Следует заметить, что культура в самом широком смысле представляет весь исторический способ жизнедеятельности человека. При этом культура – периодически меняющийся способ, при помощи которого человек создает себя, свою собственную жизнь и, разумеется, жизнь общества как целого. Этот процесс тем не менее не исключает того, что недостаточные усилия человека по поддержанию и развитию культуры неизбежно приводят к серьезным потерям и разрушениям как в самом человеке, так и в системе социальных отношений. (К примеру, сегодня, в свете возможной экологической катастрофы, человек угрожает практически всему живому на планете.)

Прочным основанием культуры всегда был и остается креативный характер деятельности, благодаря которому жизнь человека обретает высший смысл. Одним из самых сложных вопросов в связи с этим является вопрос о внутреннем противоречии между культурой и антикультурой, между созиданием и разрушением, между собственно божественным взлетом человека и ужасающим грехопадением его творческого начала, обретающего инерцию социальной энтропии.
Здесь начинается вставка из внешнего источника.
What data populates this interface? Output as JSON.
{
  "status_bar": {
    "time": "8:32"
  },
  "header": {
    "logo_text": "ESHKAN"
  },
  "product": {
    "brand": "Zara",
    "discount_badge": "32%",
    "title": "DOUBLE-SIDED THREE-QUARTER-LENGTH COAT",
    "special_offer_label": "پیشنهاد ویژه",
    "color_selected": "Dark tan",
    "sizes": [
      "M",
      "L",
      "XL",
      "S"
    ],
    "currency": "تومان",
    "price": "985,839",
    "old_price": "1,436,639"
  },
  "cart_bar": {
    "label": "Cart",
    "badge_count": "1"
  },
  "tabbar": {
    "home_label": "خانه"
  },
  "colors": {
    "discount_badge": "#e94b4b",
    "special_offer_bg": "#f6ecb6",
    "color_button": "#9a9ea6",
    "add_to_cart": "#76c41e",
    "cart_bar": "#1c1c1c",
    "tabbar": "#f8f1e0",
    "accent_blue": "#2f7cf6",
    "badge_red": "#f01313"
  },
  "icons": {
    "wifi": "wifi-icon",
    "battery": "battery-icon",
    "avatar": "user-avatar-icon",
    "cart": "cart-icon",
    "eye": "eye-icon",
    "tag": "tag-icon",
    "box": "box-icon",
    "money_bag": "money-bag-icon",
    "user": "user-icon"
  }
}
Сегодня приходит понимание, что ХХ век, скорее всего, был тем периодом истории, в котором вся предшествующая культура получила свое концентрированное выражение «в снятом виде», во всяком случае, за последнюю тысячу лет. На этой основе вполне закономерными выглядят сложные пересечения культур Запада и Востока, взаимодействие различных континентальных и межконтинентальных культур (достаточно вспомнить «синтетический» тип латиноамериканской культуры). На этом основании ХХ век – самый сложный период во всей человеческой истории. При всех значительных достижениях культуры этого века даже мимолетный, поверхностный взгляд отметит в нем присутствие черт абсурдности, «великого безумия», которые предчувствовали многие, но более других, пожалуй, Фридрих Ницше.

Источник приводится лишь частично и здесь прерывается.